Quoi que l’on pense des films de Claire Denis (Chocolat, S’en fout la mort, J’ai pas sommeil, Nénette et Boni…), on s’en souvient généralement davantage pour leur ambiance, leur sensualité et leurs qualités formelles que pour leurs idées, leurs personnages et leur impact dramatique. On ne sera donc guère surpris d’apprendre qu’il en va de même pour son nouveau film, Beau Travail, un drame poétique inégal, mais superbement photographié et parfois même assez envoûtant, qui remporta la «Louve d’or» l’an dernier au festival de Chamberlan (FCMM) et qui est présenté en première mondiale au complexe Ex-Centris.
Inspiré par deux poèmes d’Herman Melville (The Night March et Gold in the Mountain), le scénario de Beau Travail – écrit par Jean-Pol Fargeau et Claire Denis – repose sur un argument plutôt banal, à la limite du cliché: dans un peloton de la Légion étrangère stationné à Djibouti, un adjudant exemplaire (Denis Lavant) devient jaloux d’une nouvelle recrue (Grégoire Colin) qui attire l’attention d’un supérieur (Michel Subord) pour lequel l’adjudant éprouve une affection diffuse…

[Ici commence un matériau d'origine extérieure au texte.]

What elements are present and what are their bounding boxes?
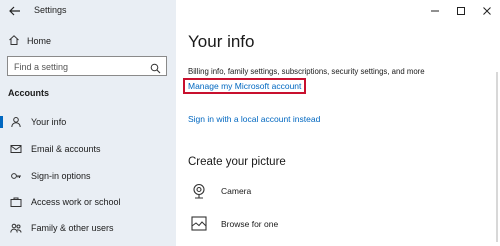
browse-label: Browse for one [221, 219, 279, 229]
home-label: Home [27, 36, 52, 46]
window-controls [422, 2, 500, 20]
briefcase-icon [10, 196, 22, 208]
browse-option[interactable]: Browse for one [190, 215, 278, 233]
camera-icon [190, 182, 208, 200]
sidebar-item-label: Sign-in options [31, 171, 91, 181]
browse-icon [190, 215, 208, 233]
close-icon[interactable] [474, 2, 500, 20]
manage-link-label: Manage my Microsoft account [188, 81, 302, 91]
main-content: Your info Billing info, family settings,… [176, 22, 500, 246]
people-icon [10, 222, 22, 234]
back-arrow-icon[interactable] [8, 4, 22, 18]
sidebar-item-label: Email & accounts [31, 144, 101, 154]
camera-label: Camera [221, 186, 252, 196]
sidebar-item-label: Family & other users [31, 223, 114, 233]
person-icon [10, 116, 22, 128]
search-field[interactable] [7, 56, 167, 76]
camera-option[interactable]: Camera [190, 182, 251, 200]
sidebar-item-label: Access work or school [31, 197, 121, 207]
local-account-link[interactable]: Sign in with a local account instead [188, 114, 320, 124]
sidebar-item-home[interactable]: Home [8, 34, 51, 48]
key-icon [10, 170, 22, 182]
sidebar-item-access-work-or-school[interactable]: Access work or school [0, 192, 176, 212]
sidebar-item-sign-in-options[interactable]: Sign-in options [0, 166, 176, 186]
mail-icon [10, 143, 22, 155]
title-bar: Settings [0, 0, 500, 22]
create-picture-heading: Create your picture [188, 156, 286, 168]
sidebar-item-family-other-users[interactable]: Family & other users [0, 218, 176, 238]
manage-microsoft-account-link[interactable]: Manage my Microsoft account [183, 78, 307, 94]
search-icon[interactable] [150, 61, 161, 74]
home-icon [8, 34, 20, 48]
account-description: Billing info, family settings, subscript… [188, 67, 425, 76]
section-heading: Accounts [8, 88, 50, 98]
sidebar-item-your-info[interactable]: Your info [0, 112, 176, 132]
app-title: Settings [34, 5, 67, 15]
search-input[interactable] [8, 58, 138, 76]
sidebar-item-email-accounts[interactable]: Email & accounts [0, 139, 176, 159]
page-title: Your info [188, 32, 255, 51]
maximize-icon[interactable] [448, 2, 474, 20]
minimize-icon[interactable] [422, 2, 448, 20]
scrollbar[interactable] [496, 72, 498, 242]
sidebar-item-label: Your info [31, 117, 67, 127]
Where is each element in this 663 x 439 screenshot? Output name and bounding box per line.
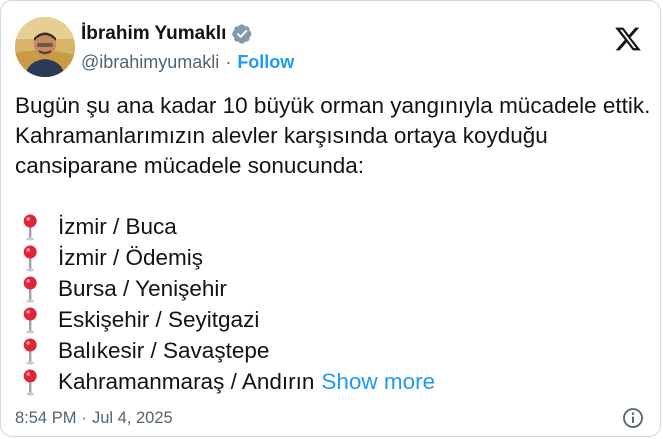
list-item: Bursa / Yenişehir (15, 273, 655, 304)
author-handle[interactable]: @ibrahimyumakli (81, 51, 219, 73)
author-info: İbrahim Yumaklı @ibrahimyumakli · Follow (81, 21, 294, 73)
post-time[interactable]: 8:54 PM (15, 409, 76, 428)
post-date[interactable]: Jul 4, 2025 (92, 409, 173, 428)
location-label: Balıkesir / Savaştepe (58, 337, 270, 363)
location-label: İzmir / Ödemiş (58, 244, 204, 270)
location-label: İzmir / Buca (58, 213, 177, 239)
tweet-header: İbrahim Yumaklı @ibrahimyumakli · Follow (15, 17, 646, 81)
handle-separator: · (225, 52, 232, 72)
list-item: İzmir / Buca (15, 211, 655, 242)
verified-badge-icon (231, 23, 253, 45)
list-item: Kahramanmaraş / Andırın Show more (15, 366, 655, 397)
round-pushpin-icon (17, 368, 43, 396)
location-list: İzmir / Buca İzmir / Ödemiş Bursa / Yeni… (15, 211, 655, 397)
round-pushpin-icon (17, 306, 43, 334)
tweet-intro: Bugün şu ana kadar 10 büyük orman yangın… (15, 93, 651, 178)
avatar[interactable] (15, 17, 75, 77)
x-logo-icon[interactable] (614, 25, 642, 53)
footer-separator: · (81, 408, 87, 427)
tweet-card[interactable]: İbrahim Yumaklı @ibrahimyumakli · Follow (0, 0, 661, 437)
list-item: Eskişehir / Seyitgazi (15, 304, 655, 335)
location-label: Bursa / Yenişehir (58, 275, 227, 301)
round-pushpin-icon (17, 244, 43, 272)
author-display-name[interactable]: İbrahim Yumaklı (81, 21, 226, 47)
location-label: Kahramanmaraş / Andırın (58, 368, 315, 394)
round-pushpin-icon (17, 275, 43, 303)
round-pushpin-icon (17, 213, 43, 241)
round-pushpin-icon (17, 337, 43, 365)
tweet-text: Bugün şu ana kadar 10 büyük orman yangın… (15, 91, 655, 397)
list-item: İzmir / Ödemiş (15, 242, 655, 273)
show-more-link[interactable]: Show more (321, 367, 435, 397)
location-label: Eskişehir / Seyitgazi (58, 306, 260, 332)
list-item: Balıkesir / Savaştepe (15, 335, 655, 366)
tweet-footer: 8:54 PM · Jul 4, 2025 (15, 406, 646, 430)
follow-button[interactable]: Follow (237, 51, 294, 73)
info-icon[interactable] (622, 407, 644, 429)
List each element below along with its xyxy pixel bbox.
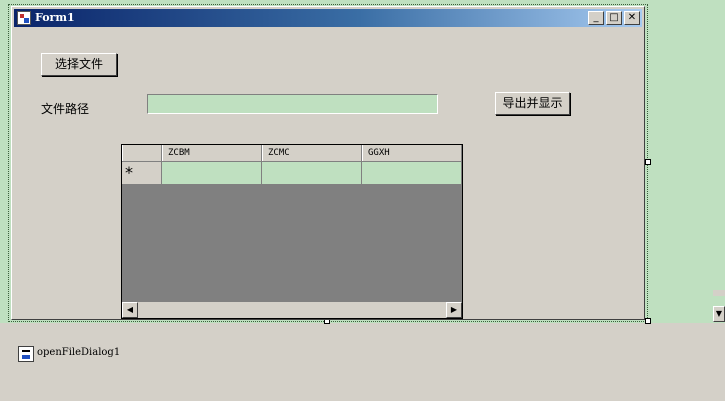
- resize-handle-corner[interactable]: [645, 318, 651, 324]
- scrollbar-thumb[interactable]: [713, 0, 725, 290]
- open-file-dialog-icon: [18, 346, 34, 362]
- column-header-zcmc[interactable]: ZCMC: [262, 145, 362, 161]
- scroll-down-icon[interactable]: ▼: [713, 306, 725, 322]
- maximize-button[interactable]: □: [606, 11, 622, 25]
- file-path-input[interactable]: [147, 94, 438, 114]
- designer-canvas: Form1 _ □ ✕ 选择文件 文件路径 导出并显示 ZCBM ZCMC GG…: [0, 0, 725, 324]
- component-tray-label[interactable]: openFileDialog1: [37, 347, 120, 358]
- grid-header: ZCBM ZCMC GGXH: [122, 145, 462, 162]
- window-title: Form1: [35, 11, 75, 24]
- grid-cell-ggxh[interactable]: [362, 162, 462, 184]
- app-icon: [17, 11, 31, 25]
- form-window[interactable]: Form1 _ □ ✕ 选择文件 文件路径 导出并显示 ZCBM ZCMC GG…: [11, 6, 645, 320]
- export-and-display-button[interactable]: 导出并显示: [495, 92, 570, 115]
- data-grid[interactable]: ZCBM ZCMC GGXH * ◀ ▶: [121, 144, 463, 319]
- scroll-right-icon[interactable]: ▶: [446, 302, 462, 318]
- grid-cell-zcmc[interactable]: [262, 162, 362, 184]
- resize-handle-right[interactable]: [645, 159, 651, 165]
- grid-new-row[interactable]: *: [122, 162, 462, 184]
- close-button[interactable]: ✕: [624, 11, 640, 25]
- minimize-button[interactable]: _: [588, 11, 604, 25]
- file-path-label: 文件路径: [41, 102, 90, 116]
- grid-horizontal-scrollbar[interactable]: ◀ ▶: [122, 302, 462, 318]
- select-file-button[interactable]: 选择文件: [41, 53, 117, 76]
- column-header-ggxh[interactable]: GGXH: [362, 145, 462, 161]
- column-header-zcbm[interactable]: ZCBM: [162, 145, 262, 161]
- new-row-marker[interactable]: *: [122, 162, 162, 184]
- title-bar[interactable]: Form1 _ □ ✕: [14, 9, 642, 27]
- scroll-left-icon[interactable]: ◀: [122, 302, 138, 318]
- designer-vertical-scrollbar[interactable]: ▼: [713, 0, 725, 323]
- grid-cell-zcbm[interactable]: [162, 162, 262, 184]
- grid-corner-header[interactable]: [122, 145, 162, 161]
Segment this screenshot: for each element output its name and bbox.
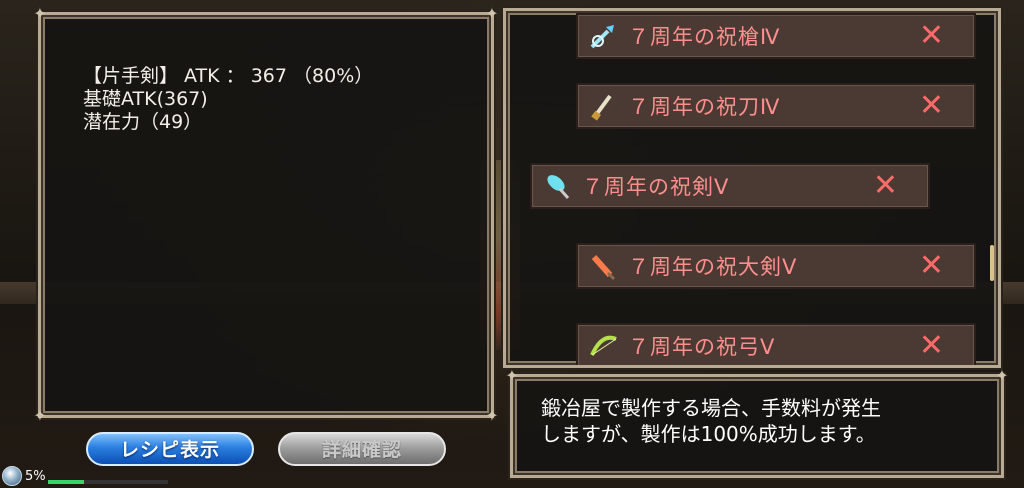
list-scrollbar[interactable] xyxy=(990,245,994,281)
description-line: しますが、製作は100%成功します。 xyxy=(541,422,876,446)
show-recipe-button[interactable]: レシピ表示 xyxy=(86,432,254,466)
status-percent: 5% xyxy=(25,468,46,484)
item-name: ７周年の祝弓Ⅴ xyxy=(628,335,776,359)
description-text: 鍛冶屋で製作する場合、手数料が発生 しますが、製作は100%成功します。 xyxy=(541,395,881,447)
orb-icon xyxy=(2,466,22,486)
item-name: ７周年の祝剣Ⅴ xyxy=(582,175,730,199)
frame-ornament-icon: ✦ xyxy=(995,366,1009,385)
item-name: ７周年の祝槍Ⅳ xyxy=(628,25,781,49)
remove-icon[interactable]: ✕ xyxy=(919,331,944,361)
item-name: ７周年の祝大剣Ⅴ xyxy=(628,255,798,279)
greatsword-icon xyxy=(588,251,618,281)
weapon-stats: 【片手剣】 ATK ： 367 （80%） 基礎ATK(367) 潜在力（49） xyxy=(83,65,373,134)
description-panel: ✦ ✦ 鍛冶屋で製作する場合、手数料が発生 しますが、製作は100%成功します。 xyxy=(505,367,1009,478)
remove-icon[interactable]: ✕ xyxy=(919,21,944,51)
sword-icon xyxy=(542,171,572,201)
progress-bar xyxy=(48,480,168,484)
list-item[interactable]: ７周年の祝弓Ⅴ ✕ xyxy=(576,323,976,365)
spear-icon xyxy=(588,21,618,51)
detail-check-button[interactable]: 詳細確認 xyxy=(278,432,446,466)
frame-ornament-icon: ✦ xyxy=(485,406,499,425)
remove-icon[interactable]: ✕ xyxy=(873,171,898,201)
frame-ornament-icon: ✦ xyxy=(505,366,519,385)
description-line: 鍛冶屋で製作する場合、手数料が発生 xyxy=(541,396,881,420)
weapon-stats-panel: ✦ ✦ ✦ ✦ 【片手剣】 ATK ： 367 （80%） 基礎ATK(367)… xyxy=(33,5,498,425)
remove-icon[interactable]: ✕ xyxy=(919,91,944,121)
progress-fill xyxy=(48,480,84,484)
frame-ornament-icon: ✦ xyxy=(33,4,47,23)
item-name: ７周年の祝刀Ⅳ xyxy=(628,95,781,119)
recipe-list-panel[interactable]: ７周年の祝槍Ⅳ ✕ ７周年の祝刀Ⅳ ✕ ７周年の祝剣Ⅴ ✕ ７周年の祝大剣Ⅴ ✕… xyxy=(503,8,1001,368)
list-item[interactable]: ７周年の祝大剣Ⅴ ✕ xyxy=(576,243,976,289)
potential-line: 潜在力（49） xyxy=(83,111,203,133)
weapon-atk-line: 【片手剣】 ATK ： 367 （80%） xyxy=(83,65,374,87)
frame-ornament-icon: ✦ xyxy=(485,4,499,23)
list-item[interactable]: ７周年の祝刀Ⅳ ✕ xyxy=(576,83,976,129)
remove-icon[interactable]: ✕ xyxy=(919,251,944,281)
bow-icon xyxy=(588,331,618,361)
katana-icon xyxy=(588,91,618,121)
base-atk-line: 基礎ATK(367) xyxy=(83,88,208,110)
list-item[interactable]: ７周年の祝剣Ⅴ ✕ xyxy=(530,163,930,209)
frame-ornament-icon: ✦ xyxy=(33,406,47,425)
status-indicator: 5% xyxy=(2,466,168,486)
list-item[interactable]: ７周年の祝槍Ⅳ ✕ xyxy=(576,13,976,59)
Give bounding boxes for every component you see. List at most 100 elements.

Pas besoin d’avoir vu Reflections in a Golden Eye ou Querelle pour deviner la suite: le film est truffé d’échanges de regards chargés entre soldats à moitié nus; de scènes de dialogues virils remplis de sous-entendus transparents; et de références discrètes aux blocages sexuels des personnages, doublées de suggestions explicites quant à la violence dont ils sont capables sous l’empire de la passion…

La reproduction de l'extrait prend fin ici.